The Centers for Disease Control and Prevention (CDC) has compiled a paper on Salmonella outbreaks in the U.S. from 1968 to 2011. This report divides the Salmonella by serotype (Branderup, Newport, Poona, Saintpaul, Berta), then shows where outbreaks have occurred. The most striking thing about the report, and the maps, is that it shows these outbreaks have happened in every state in the country (except Montana and North Dakota, and those two states are involved in the current cucumber Salmonella outbreak).
Food can be contaminated at any point along the chain from seed to plate. For instance, the seeds used to grow bean sprouts can be contaminated on the inside with pathogenic bacteria. Then when the sprouts are grown in a warm, moist environment, the bacteria grow right along with them.
Produce can be contaminated in the fields, from feces deposited by wild animals and birds, or from irrigation water contaminated with runoff from large factory farms or from polluted groundwater. Harvest is another step where contamination can occur. If workers aren’t given good hand washing supplies, bacteria can get onto the crop.
It is true that the farther food travels, the more chances there are for contamination. Conveyor belts, trucks, and containers can all harbor pathogenic bacteria, especially if they are not frequently cleaned.
But it’s also true that a local farmer may not know the rules for safe food handling and could inadvertently contaminate foods as they are brought to a farmer’s market or store. And smaller producers are not audited by government inspectors, which can reveal problems.
There are definite advantages to buying produce grown locally. The foods will be more nutritious, since vitamin content starts decreasing the moment the crop is harvested. The more distance the food travels, the more its nutritive value will decrease. Buying local is also good for the environment. Less fuel and fewer resources are needed to bring the food to your table.
Buying local also supports the local economy. And eating local food in season is the best way to get the most flavor out of foods.
Just don’t be lulled into a feeling of complacency because you are buying locally grown produce. Be careful with the food you bring into your kitchen. Look at fruits and vegetables carefully before you buy them. Don’t buy any produce with cuts or bruises. Look for the freshest produce available, with firm and smooth skins.
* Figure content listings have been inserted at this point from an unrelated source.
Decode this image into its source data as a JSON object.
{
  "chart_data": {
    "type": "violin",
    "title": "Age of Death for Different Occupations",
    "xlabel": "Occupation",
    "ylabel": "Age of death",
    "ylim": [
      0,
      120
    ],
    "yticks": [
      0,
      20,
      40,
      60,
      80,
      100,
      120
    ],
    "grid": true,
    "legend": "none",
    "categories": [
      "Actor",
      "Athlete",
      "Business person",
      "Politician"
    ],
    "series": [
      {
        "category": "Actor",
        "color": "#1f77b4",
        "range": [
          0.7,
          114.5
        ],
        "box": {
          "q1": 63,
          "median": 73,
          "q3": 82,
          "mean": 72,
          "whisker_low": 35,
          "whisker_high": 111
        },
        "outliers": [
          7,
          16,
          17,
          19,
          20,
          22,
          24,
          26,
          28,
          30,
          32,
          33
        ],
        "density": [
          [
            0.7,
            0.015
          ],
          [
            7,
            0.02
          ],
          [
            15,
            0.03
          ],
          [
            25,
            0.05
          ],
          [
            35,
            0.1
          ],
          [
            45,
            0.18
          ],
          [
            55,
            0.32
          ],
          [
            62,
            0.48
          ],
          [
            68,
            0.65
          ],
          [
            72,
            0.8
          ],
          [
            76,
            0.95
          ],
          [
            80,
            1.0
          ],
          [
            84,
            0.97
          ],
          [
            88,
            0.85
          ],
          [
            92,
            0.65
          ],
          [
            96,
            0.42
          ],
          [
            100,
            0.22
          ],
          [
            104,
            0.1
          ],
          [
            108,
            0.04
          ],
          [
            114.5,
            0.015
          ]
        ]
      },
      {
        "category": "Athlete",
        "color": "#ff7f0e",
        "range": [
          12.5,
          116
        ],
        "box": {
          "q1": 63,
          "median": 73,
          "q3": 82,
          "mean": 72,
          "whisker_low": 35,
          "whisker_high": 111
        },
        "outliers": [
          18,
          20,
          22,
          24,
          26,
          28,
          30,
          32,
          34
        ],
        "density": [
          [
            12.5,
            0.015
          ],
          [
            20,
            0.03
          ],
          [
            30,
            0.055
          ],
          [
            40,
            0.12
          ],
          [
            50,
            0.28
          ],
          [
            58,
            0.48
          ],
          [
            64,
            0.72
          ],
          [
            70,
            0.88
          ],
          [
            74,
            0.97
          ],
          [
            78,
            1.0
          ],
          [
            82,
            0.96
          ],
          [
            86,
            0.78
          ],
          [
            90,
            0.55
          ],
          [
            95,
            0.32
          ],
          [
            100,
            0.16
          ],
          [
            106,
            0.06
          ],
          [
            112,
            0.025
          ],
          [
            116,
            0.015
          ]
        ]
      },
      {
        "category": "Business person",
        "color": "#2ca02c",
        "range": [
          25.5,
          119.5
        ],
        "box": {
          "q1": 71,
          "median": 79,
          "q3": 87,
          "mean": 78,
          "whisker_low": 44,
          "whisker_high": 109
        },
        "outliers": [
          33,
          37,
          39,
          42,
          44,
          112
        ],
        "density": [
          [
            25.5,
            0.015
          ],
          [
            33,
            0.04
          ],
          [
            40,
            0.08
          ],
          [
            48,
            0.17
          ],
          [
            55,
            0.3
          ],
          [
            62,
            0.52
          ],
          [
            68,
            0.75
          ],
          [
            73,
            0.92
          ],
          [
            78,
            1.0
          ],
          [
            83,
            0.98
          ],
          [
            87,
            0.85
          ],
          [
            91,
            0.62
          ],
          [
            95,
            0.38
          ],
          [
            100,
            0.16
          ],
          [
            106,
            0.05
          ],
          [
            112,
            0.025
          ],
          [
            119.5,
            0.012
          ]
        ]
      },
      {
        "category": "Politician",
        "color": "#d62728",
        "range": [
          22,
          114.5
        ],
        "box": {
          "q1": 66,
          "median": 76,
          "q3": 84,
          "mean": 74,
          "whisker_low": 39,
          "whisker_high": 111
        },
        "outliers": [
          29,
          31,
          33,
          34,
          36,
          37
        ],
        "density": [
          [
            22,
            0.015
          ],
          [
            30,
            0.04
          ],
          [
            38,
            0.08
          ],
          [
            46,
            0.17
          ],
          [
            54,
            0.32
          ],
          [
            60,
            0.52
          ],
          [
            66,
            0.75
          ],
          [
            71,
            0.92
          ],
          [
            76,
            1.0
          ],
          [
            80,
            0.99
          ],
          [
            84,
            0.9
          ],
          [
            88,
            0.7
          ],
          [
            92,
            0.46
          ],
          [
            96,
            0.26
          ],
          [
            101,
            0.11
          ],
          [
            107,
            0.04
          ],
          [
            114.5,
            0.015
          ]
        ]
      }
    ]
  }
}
Always wash and scrub produce under running water before you eat it or prepare it. Watch out for cross-contamination with foods eaten raw and uncooked meats, eggs, fish, and poultry. Always wash your hands before preparing food and eating, and wash your hands and utensils well after handling raw beef, chicken, pork, fish, and eggs.
Cook foods such as beef and poultry to safe internal temperatures. Check the temperatures using a food thermometer. And clean your refrigerator regularly, especially if it holds unwashed produce and uncooked meats.
And if you do get sick with the symptoms of food poisoning, see your doctor. Early treatment of this illness is your best chance for a good outcome.